The record in the rocks
To piece together geologic clues about what the early atmosphere was like and how it evolved, Lowe, a field geologist, has spent virtually every summer since 1977 in South Africa or Western Australia collecting rocks that are, literally, older than the hills. Some of the Earth’s oldest rocks, they are about 3.2 to 3.5 billion years old.
“The further back you go, generally, the harder it is to find a faithful record, rocks that haven’t been twisted and squeezed and metamorphosed and otherwise altered,” Lowe says. “We’re looking back just about as far as the sedimentary record goes.”
After measuring and mapping rocks, Lowe brings samples back to Stanford to cut into sections so thin that their features can be revealed under a microscope. Collaborators participate in geochemical and isotopic analyses and computer modeling that further reveal the rocks’ histories.
The geologic record tells a story in which continents removed the greenhouse gas carbon dioxide from an early atmosphere that may have been as hot as 70 degrees Celsius (158 F). At this time the Earth was mostly ocean. It was too hot to have any polar ice caps. Lowe hypothesizes that rain combined with atmospheric carbon dioxide to make carbonic acid, which weathered jutting mountains of newly formed continental crust. Carbonic acid dissociated to form hydrogen ions, which found their way into the structures of weathering minerals, and bicarbonate, which was carried down rivers and streams to be deposited as limestone and other minerals in ocean sediments.

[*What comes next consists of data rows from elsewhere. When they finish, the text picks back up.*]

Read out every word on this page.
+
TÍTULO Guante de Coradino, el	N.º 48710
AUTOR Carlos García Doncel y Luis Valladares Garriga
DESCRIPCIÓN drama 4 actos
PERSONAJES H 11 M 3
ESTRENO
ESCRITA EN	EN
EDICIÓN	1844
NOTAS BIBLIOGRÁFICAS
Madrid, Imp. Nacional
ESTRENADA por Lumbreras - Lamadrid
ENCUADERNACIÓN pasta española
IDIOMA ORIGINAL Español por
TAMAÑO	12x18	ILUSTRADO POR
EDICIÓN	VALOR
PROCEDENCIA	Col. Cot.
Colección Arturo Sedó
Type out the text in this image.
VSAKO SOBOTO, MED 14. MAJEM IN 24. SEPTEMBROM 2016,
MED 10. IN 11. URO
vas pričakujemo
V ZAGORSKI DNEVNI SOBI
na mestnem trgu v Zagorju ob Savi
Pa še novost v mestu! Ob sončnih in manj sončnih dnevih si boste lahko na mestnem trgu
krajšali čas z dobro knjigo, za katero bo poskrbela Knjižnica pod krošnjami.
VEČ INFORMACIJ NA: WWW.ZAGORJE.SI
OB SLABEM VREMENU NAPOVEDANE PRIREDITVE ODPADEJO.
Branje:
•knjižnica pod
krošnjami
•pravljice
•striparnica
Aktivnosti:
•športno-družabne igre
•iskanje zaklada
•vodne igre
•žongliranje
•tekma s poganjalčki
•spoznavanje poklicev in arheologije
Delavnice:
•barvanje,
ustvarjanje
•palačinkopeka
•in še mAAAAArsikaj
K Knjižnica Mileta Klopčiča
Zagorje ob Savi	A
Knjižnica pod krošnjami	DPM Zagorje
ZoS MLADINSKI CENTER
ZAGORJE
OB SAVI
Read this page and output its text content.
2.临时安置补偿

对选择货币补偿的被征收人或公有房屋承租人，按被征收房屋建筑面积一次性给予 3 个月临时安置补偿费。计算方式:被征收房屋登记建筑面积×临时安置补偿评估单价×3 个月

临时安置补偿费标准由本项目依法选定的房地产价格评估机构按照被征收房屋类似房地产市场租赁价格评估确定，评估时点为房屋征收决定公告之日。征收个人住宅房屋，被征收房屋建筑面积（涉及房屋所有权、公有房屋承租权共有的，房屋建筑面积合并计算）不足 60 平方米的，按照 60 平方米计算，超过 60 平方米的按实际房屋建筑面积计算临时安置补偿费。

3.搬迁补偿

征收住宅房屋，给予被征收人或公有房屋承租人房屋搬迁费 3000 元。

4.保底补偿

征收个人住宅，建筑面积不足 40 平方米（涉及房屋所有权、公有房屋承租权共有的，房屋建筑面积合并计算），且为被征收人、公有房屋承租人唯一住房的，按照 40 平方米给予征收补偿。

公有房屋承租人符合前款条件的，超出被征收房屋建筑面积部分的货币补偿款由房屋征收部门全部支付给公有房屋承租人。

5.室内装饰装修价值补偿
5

Over time, great slabs of oceanic crust were pulled down, or subducted, into the Earth’s mantle. The carbon that was locked into this crust was essentially lost, tied up for the 60 million years or so that it took the minerals to get recycled back to the surface or outgassed through volcanoes.
The hot early atmosphere probably contained methane too, Lowe says. As carbon dioxide levels fell due to weathering, at some point, levels of carbon dioxide and methane became about equal, he conjectures. This caused the methane to aerosolize into fine particles, creating a haze akin to that which today is present in the atmosphere of Saturn’s moon Titan. This “Titan Effect” occurred on Earth 2.7 to 2.8 billion years ago.
The Titan Effect removed methane from the atmosphere and the haze filtered out light; both caused further cooling, perhaps a temperature drop of 40 to 50 degrees Celsius. Eventually, about 3 billion years ago, the greenhouse just collapsed, Lowe and Tice theorize, and the Earth’s first glaciation may have occurred 2.9 billion years ago.
The rise after the fall
Here the rocks reveal an odd twist in the story — eventual regeneration of the greenhouse. Recall that 3 billion years ago, Earth was essentially Waterworld. There weren’t any plants or animals to affect the atmosphere. Even algae hadn’t evolved yet. Primitive photosynthetic microbes were around and may have played a role in the generation of methane and minor usage of carbon dioxide.
As long as rapid continental weathering continued, carbonate was deposited on the oceanic crust and subducted into what Lowe calls “a big storage facility … that kept most of the carbon dioxide out of the atmosphere.”
But as carbon dioxide was removed from the atmosphere and incorporated into rock, weathering slowed down — there was less carbonic acid to erode mountains and the mountains were becoming lower. But volcanoes were still spewing into the atmosphere large amounts of carbon from recycled oceanic crust.
“So eventually the carbon dioxide level climbs again,” Lowe says. “It may never return to its full glorious 70 degrees Centigrade level, but it probably climbed to make the Earth warm again.”
This summer, Lowe and Tice will collect samples that will allow them to determine the temperature of this time interval, about 2.6 to 2.7 billion years ago, to get a better idea of how hot Earth got.
New continents formed and weathered, again taking carbon dioxide out of the atmosphere. About 3 billion years ago, maybe 10 or 15 percent of the Earth’s present area in continental crust had formed. By 2.5 billion years ago, an enormous amount of new continental crust had formed — about 50 to 60 percent of the present area of continental crust. During this second cycle, weathering of the larger amount of rock caused even greater atmospheric cooling, spurring a profound glaciation about 2.3 to 2.4 billion years ago.
Over the past few million years we have been oscillating back and forth between glacial and interglacial epochs, Lowe says. We are in an interglacial period right now. It’s a transition — and scientists are still trying to understand the magnitude of global climate change caused by humans in recent history compared to that caused by natural processes over the ages.
“We’re disturbing the system at rates that greatly exceed those that have characterized climatic changes in the past,” Lowe said. “Nonetheless, virtually all of the experiments, virtually all of the variations and all of the climate changes that we’re trying to understand today have happened before. Nature’s done most of these experiments already. If we can analyze ancient climates, atmospheric compositions and the interplay among the crust, atmosphere, life and climate in the geologic past, we can take some first steps at understanding what is happening today and likely to happen tomorrow.”